Using Sklearn's GridSearchCV for finding best imputation method without estimator

Question:

I’d like to find the best imputation method for missing data in Scikit-learn.

I have a dataset X and I have created an artificially corrupted version of it in X_na, so I can measure the qualities of different imputations. At this point I’m wondering if I could use sklearn’s GridSearchCV to do the search over possible imputer versions like this:

imputer_pipeline = Pipeline([("imputer":SimpleImputer())]

params = [{"imputer":[SimpleImputer()]},
          {"imputer":[IterativeImputer()]},
          {"imputer":[KNNImputer()], "imputer__n_neighbors": [3, 5, 7]}]

imputer_grid = GridSearchCV(imputer_pipe, param_grid=params, scoring="mse", cv=5)
imputer_grid.fit(X_na, X)

But the problem is that imputer_grid.fit does’n channel X_na and X to the imputer pipeline, I cannot instruct it to compare the imputed X_na and X by scoring (mse). The pipeline must have some object with .fit() accepting both X and y.

Asked By: Fredrik

||

Answers:

Not all your imputers have a predict method. You can create a custom function that simply returns the input, i.e return the imputed matrix that was passed, below is something I lifted over from DummyRegressor :

class IdentityFunction(MultiOutputMixin, RegressorMixin, BaseEstimator):

    def __init__(self):
        pass

    def fit(self, X, y):

        y = check_array(y, ensure_2d=False)
        if len(y) == 0:
            raise ValueError("y must not be empty.")
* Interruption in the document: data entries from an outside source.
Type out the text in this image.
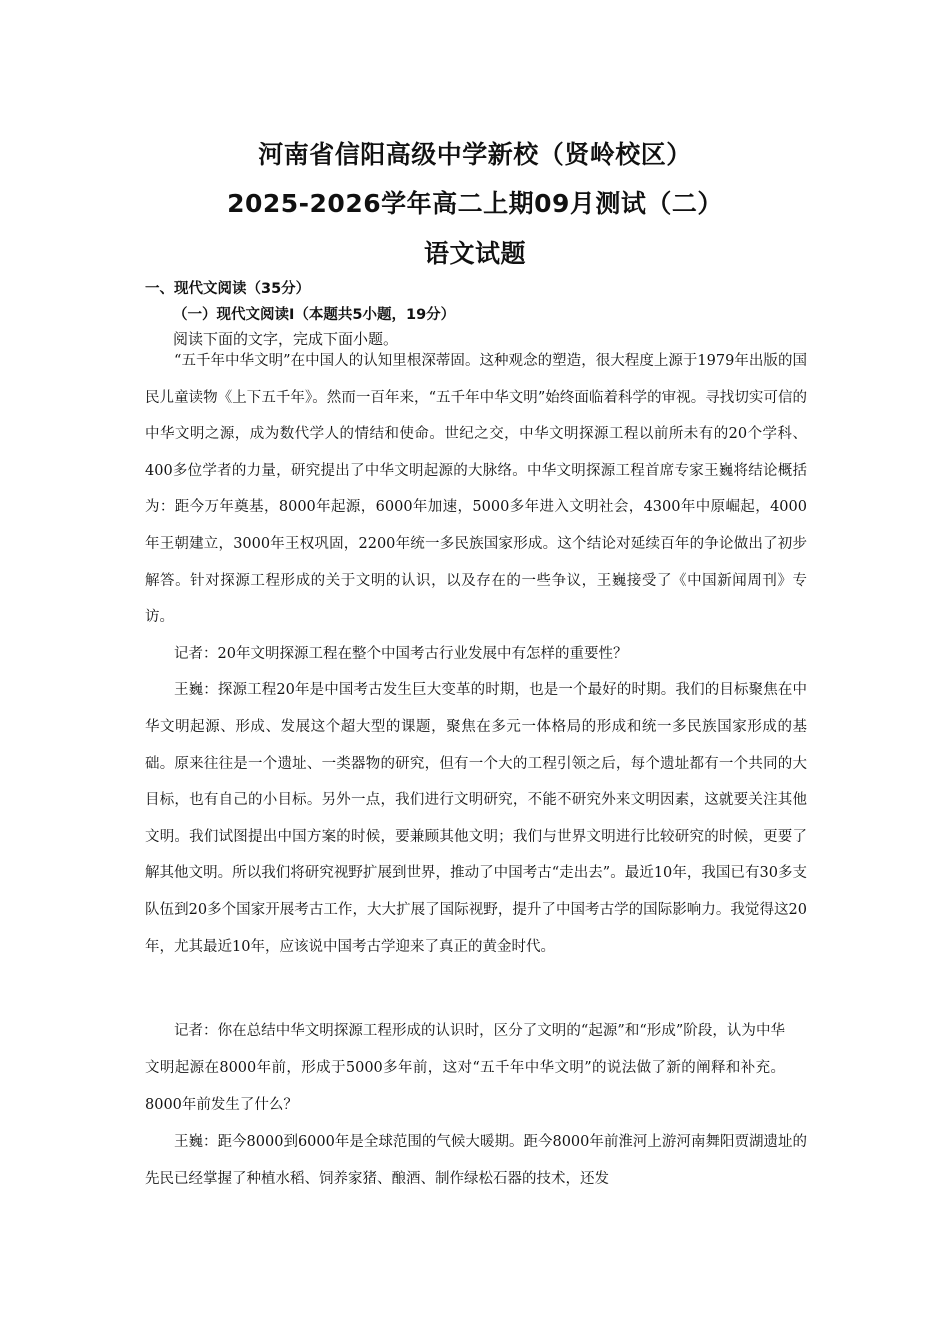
河南省信阳高级中学新校（贤岭校区）
2025-2026学年高二上期09月测试（二）
语文试题
一、现代文阅读（35分）
（一）现代文阅读Ⅰ（本题共5小题，19分）
阅读下面的文字，完成下面小题。

“五千年中华文明”在中国人的认知里根深蒂固。这种观念的塑造，很大程度上源于1979年出版的国民儿童读物《上下五千年》。然而一百年来，“五千年中华文明”始终面临着科学的审视。寻找切实可信的中华文明之源，成为数代学人的情结和使命。世纪之交，中华文明探源工程以前所未有的20个学科、400多位学者的力量，研究提出了中华文明起源的大脉络。中华文明探源工程首席专家王巍将结论概括为：距今万年奠基，8000年起源，6000年加速，5000多年进入文明社会，4300年中原崛起，4000年王朝建立，3000年王权巩固，2200年统一多民族国家形成。这个结论对延续百年的争论做出了初步解答。针对探源工程形成的关于文明的认识，以及存在的一些争议，王巍接受了《中国新闻周刊》专访。

记者：20年文明探源工程在整个中国考古行业发展中有怎样的重要性？

王巍：探源工程20年是中国考古发生巨大变革的时期，也是一个最好的时期。我们的目标聚焦在中华文明起源、形成、发展这个超大型的课题，聚焦在多元一体格局的形成和统一多民族国家形成的基础。原来往往是一个遗址、一类器物的研究，但有一个大的工程引领之后，每个遗址都有一个共同的大目标，也有自己的小目标。另外一点，我们进行文明研究，不能不研究外来文明因素，这就要关注其他文明。我们试图提出中国方案的时候，要兼顾其他文明；我们与世界文明进行比较研究的时候，更要了解其他文明。所以我们将研究视野扩展到世界，推动了中国考古“走出去”。最近10年，我国已有30多支队伍到20多个国家开展考古工作，大大扩展了国际视野，提升了中国考古学的国际影响力。我觉得这20年，尤其最近10年，应该说中国考古学迎来了真正的黄金时代。

记者：你在总结中华文明探源工程形成的认识时，区分了文明的“起源”和“形成”阶段，认为中华文明起源在8000年前，形成于5000多年前，这对“五千年中华文明”的说法做了新的阐释和补充。8000年前发生了什么？

王巍：距今8000到6000年是全球范围的气候大暖期。距今8000年前淮河上游河南舞阳贾湖遗址的先民已经掌握了种植水稻、饲养家猪、酿酒、制作绿松石器的技术，还发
        check_consistent_length(X, y)

        return self

    def predict(self, X):
        return (X)

Then we define the pipeline using an example dataset:

from sklearn.pipeline import Pipeline
from sklearn.experimental import enable_iterative_imputer  # noqa
from sklearn.impute import IterativeImputer
from sklearn.impute import SimpleImputer, IterativeImputer, KNNImputer
from sklearn.model_selection import GridSearchCV
import numpy as np

imputer_pipe = Pipeline([("imputer" , SimpleImputer()),
                        ("identity", IdentityFunction())])

params = [{"imputer":[SimpleImputer()]},
          {"imputer":[IterativeImputer()]},
          {"imputer":[KNNImputer()], "imputer__n_neighbors": [3, 5, 7]}]

Use a dummy dataset and fit :

X = np.random.uniform(0,1,(100,3))
X_na = np.where(X<0.3,np.nan,X) 

imputer_grid = GridSearchCV(imputer_pipe, param_grid=params,
                            scoring="neg_mean_squared_error", cv=5)
imputer_grid.fit(X_na, X)

The results, not useful here because there’s no useful information in the dummy matrix to impute :

Pipeline(steps=[('imputer', IterativeImputer()),
                ('identity', IdentityFunction())])
Answered By: StupidWolf